The other big reason I may be quitting Weight Watchers is that it really isn’t geared toward athletes. I posted in my last weekly recap about struggling between getting all the carbs I need for training and following Weight Watchers. That triggered a lot of comments about whether Weight Watchers is too restrictive, whether I’m able to adequately train while following it, and even whether my goal weight is realistic. One of the reasons I love being part of the blogging community is hearing others’ perspectives, and those comments really got me thinking.

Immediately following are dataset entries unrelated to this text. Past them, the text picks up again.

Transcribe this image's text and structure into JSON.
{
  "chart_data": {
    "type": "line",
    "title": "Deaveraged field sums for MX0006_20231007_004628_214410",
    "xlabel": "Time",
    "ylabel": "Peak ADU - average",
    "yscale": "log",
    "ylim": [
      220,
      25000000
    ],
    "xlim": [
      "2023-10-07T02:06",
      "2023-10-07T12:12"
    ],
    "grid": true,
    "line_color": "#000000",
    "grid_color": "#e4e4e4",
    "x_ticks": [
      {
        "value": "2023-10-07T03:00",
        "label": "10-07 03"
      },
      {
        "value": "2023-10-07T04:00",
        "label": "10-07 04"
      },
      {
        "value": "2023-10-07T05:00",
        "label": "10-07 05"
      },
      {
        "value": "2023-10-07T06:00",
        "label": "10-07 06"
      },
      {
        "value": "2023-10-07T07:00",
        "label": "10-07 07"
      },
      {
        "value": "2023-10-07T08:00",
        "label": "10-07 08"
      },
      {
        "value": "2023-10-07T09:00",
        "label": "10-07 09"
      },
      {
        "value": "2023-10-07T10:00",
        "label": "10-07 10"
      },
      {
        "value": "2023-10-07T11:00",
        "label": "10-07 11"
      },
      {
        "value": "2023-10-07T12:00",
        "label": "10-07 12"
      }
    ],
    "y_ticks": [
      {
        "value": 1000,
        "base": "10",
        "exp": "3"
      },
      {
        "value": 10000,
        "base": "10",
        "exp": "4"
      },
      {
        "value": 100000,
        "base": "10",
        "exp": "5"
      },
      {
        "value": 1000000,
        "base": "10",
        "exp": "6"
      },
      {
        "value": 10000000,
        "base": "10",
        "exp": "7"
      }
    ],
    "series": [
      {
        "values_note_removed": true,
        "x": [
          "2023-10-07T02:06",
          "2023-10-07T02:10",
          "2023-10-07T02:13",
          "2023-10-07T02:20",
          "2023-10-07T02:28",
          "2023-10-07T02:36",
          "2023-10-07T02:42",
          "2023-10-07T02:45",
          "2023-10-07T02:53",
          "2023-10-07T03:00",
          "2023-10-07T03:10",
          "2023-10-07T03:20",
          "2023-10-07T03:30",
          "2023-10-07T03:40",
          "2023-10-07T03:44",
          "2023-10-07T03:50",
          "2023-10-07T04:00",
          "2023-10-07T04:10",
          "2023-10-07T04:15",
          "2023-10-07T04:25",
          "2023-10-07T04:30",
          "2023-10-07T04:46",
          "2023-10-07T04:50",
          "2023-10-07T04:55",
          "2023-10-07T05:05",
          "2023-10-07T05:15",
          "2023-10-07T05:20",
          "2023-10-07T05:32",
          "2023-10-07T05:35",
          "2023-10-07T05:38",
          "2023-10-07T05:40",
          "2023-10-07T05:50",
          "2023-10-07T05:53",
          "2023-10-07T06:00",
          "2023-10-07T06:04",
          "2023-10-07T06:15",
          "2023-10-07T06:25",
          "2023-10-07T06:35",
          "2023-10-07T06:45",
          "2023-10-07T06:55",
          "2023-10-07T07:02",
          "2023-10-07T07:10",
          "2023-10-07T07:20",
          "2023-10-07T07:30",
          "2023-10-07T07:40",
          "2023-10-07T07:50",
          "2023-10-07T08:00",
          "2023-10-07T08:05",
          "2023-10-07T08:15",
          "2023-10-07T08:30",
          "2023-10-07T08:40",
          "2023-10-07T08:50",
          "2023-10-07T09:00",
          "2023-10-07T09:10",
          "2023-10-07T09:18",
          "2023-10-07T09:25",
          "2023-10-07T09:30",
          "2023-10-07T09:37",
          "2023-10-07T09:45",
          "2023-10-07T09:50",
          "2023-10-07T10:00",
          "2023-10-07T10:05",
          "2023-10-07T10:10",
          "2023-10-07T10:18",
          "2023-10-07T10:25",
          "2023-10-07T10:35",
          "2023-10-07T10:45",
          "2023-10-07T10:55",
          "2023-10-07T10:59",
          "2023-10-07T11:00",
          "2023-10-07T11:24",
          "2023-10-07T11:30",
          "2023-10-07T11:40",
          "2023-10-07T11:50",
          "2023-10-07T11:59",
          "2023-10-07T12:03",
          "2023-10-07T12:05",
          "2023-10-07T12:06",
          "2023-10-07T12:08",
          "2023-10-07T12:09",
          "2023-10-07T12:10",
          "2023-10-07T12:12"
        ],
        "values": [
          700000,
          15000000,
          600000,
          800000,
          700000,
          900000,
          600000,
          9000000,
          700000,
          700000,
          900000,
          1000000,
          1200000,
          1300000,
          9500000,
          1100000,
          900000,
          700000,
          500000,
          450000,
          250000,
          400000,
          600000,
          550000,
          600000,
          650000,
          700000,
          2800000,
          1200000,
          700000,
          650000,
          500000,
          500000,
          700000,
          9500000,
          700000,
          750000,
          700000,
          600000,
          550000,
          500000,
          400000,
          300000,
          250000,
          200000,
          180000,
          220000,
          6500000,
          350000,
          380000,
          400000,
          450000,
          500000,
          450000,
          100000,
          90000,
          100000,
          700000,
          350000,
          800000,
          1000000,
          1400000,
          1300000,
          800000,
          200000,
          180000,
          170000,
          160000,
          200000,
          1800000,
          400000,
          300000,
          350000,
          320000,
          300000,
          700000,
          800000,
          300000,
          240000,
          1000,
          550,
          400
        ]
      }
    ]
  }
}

In my last training cycle, I didn’t follow Weight Watchers and instead tried to follow the nutrition guidelines in the Racing Weight book. Even though I was eating significantly more than Weight Watchers said I should be eating, I was easily able to maintain my weight. This post is getting pretty long, so I’m going to do a follow-up post that has my food diary for a typical day that shows the difference between the Weight Watchers program and the Racing Weight guidelines.
The other thing is that with Weight Watchers, I’m very focused on the number on the scale. I think the better gauge of a healthy weight is whether I can comfortably fit into my clothes. If I’m not eating what I need to to fuel my runs just to lose 2 pounds so that Weight Watchers will be free, even though my clothes fit fine and I feel good…is it really worth it? I’m going to continue Weight Watchers for now (my pants are still a tad tight since I’m 5 pounds over my goal weight), but I’ll definitely be thinking of these questions.